His recent column on "Media -- Then and Now" (June 21) was a perfect example.

As he pointed out, today the line between hard news and soft is blurred and the kewpie-doll reporters with cleavage and bare knees are more important than credentials or even good speech.

I watch a lot of Fox News, but too many of its stars seem more like disc jockeys than journalists. Not just Fox, but all over the dial you find so-called newscasters who seem determined to reduce our alphabet from 26 letters to 25. G is dropped from most words ending in "ing." I'm sure they think it is cool and laid back, but it is simply sloppy and amateur. Role models they ain't.

My problem (and Mohsin's problem) is that we go back to an era where journalistic integrity was the rule rather than the exception. I worked with Edward R. Murrow, Eric Sevareid, Bill Shadel and a host of the best of CBS. They were so unlike today's pseudo-journalists, who cannot separate opinion from reporting, that you would be hard pressed to know the politics of Murrow's group from listening to their broadcasts. They did not do commentary, preferring analysis, which lets the listener come to his own conclusions.

Murrow's boys were on radio, which was still king. Another newsman who was barely on the fringe of that tight team was shunted off to an upstart called television. His name was Walter Cronkite.

The story of his rise to superstardom is familiar: He was tapped to anchor (a new word then) the 1952 political conventions, where his trustworthy, avuncular style made him an overnight sensation.

Like most so-called overnight sensations, he had already earned his stripes when success came. We almost met during World War II's Operation Market-Garden. As a United Press reporter, he went on a mission in a glider right next to one I towed. But it was not until years later, in Washington, that we finally came to know each other. There, we were friendly but not close friends. Our relationship consisted more of bumping into each other in the halls.

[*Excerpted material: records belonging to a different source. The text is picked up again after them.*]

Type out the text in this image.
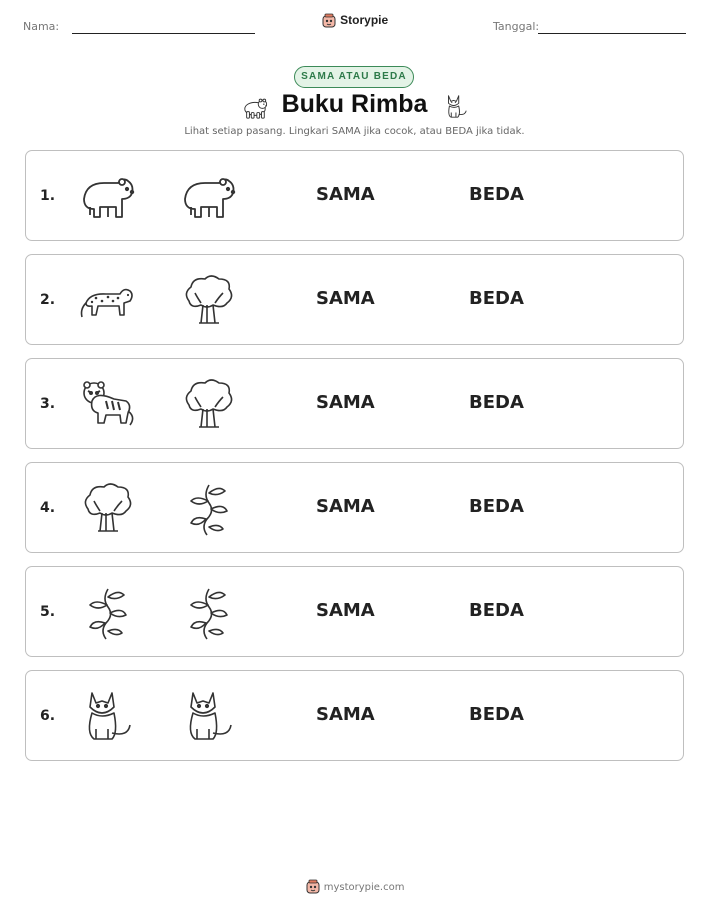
Nama:	Storypie	Tanggal:
SAMA ATAU BEDA
Buku Rimba
Lihat setiap pasang. Lingkari SAMA jika cocok, atau BEDA jika tidak.
1.	SAMA	BEDA
2.	SAMA	BEDA
3.	SAMA	BEDA
4.	SAMA	BEDA
5.	SAMA	BEDA
6.	SAMA	BEDA
mystorypie.com
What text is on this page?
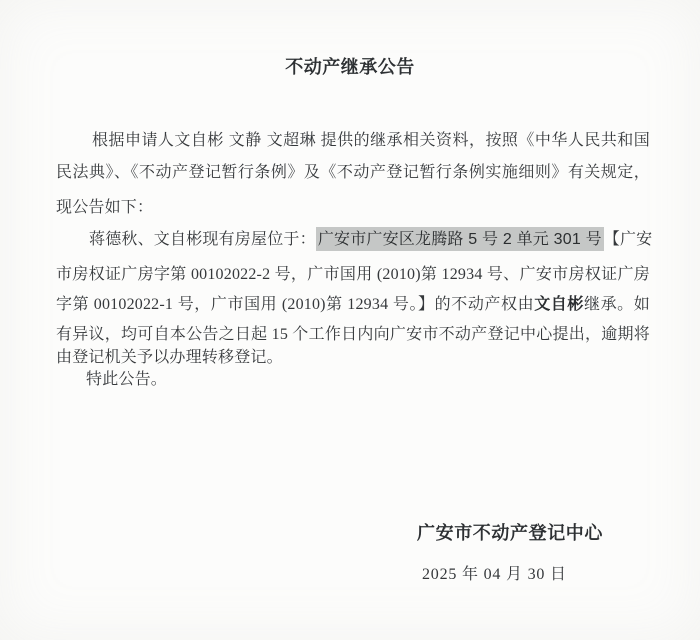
不动产继承公告
根据申请人文自彬 文静 文超琳 提供的继承相关资料，按照《中华人民共和国
民法典》、《不动产登记暂行条例》及《不动产登记暂行条例实施细则》有关规定，
现公告如下：
蒋德秋、文自彬现有房屋位于： 广安市广安区龙腾路 5 号 2 单元 301 号 【广安
市房权证广房字第 00102022-2 号，广市国用 (2010)第 12934 号、广安市房权证广房
字第 00102022-1 号，广市国用 (2010)第 12934 号。】的不动产权由文自彬继承。如
有异议，均可自本公告之日起 15 个工作日内向广安市不动产登记中心提出，逾期将
由登记机关予以办理转移登记。
特此公告。
广安市不动产登记中心
2025 年 04 月 30 日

We both moved to New York on divergent paths. Interestingly, whenever we met, I noticed that, as Walter grew into superstardom, his manner became more humble. Whatever ego he may have had was well hidden. When I left CBS for ABC, our encounters ceased, but we did join forces in our union's newsman caucus, which he chaired.

We locked horns once, and even that was friendly. I owned a powerboat but had fallen in love with a sloop docked nearby. When that sloop was put up for sale, I went down to the yard to buy it. I was told that Walter Cronkite was interested and had asked them to hold it until he returned from an assignment in the Middle East. The owner admitted that he had not put down a deposit nor agreed to buy it. I offered $25 more than the asking price and gave them my home number to pass on to Cronkite.

A few weeks later, the phone rang and Cronkite chewed me out in language I never thought he knew. I told him that he could afford a new version and should buy one because it was a sweet sloop. He laughed but agreed.

That summer, we ran into each other in the middle of Long Island Sound and held a reunion on bobbing 23-foot sailboats. For Cronkite, that was only the beginning, as he became quite the sailor.

He has been reported quite ill recently. I pray it is an overstated rumor. After all, he is only 92. I treasure my memories of Walter Cronkite just as I treasure my friendship with Mohsin Ali. They are both examples of what true journalists should be.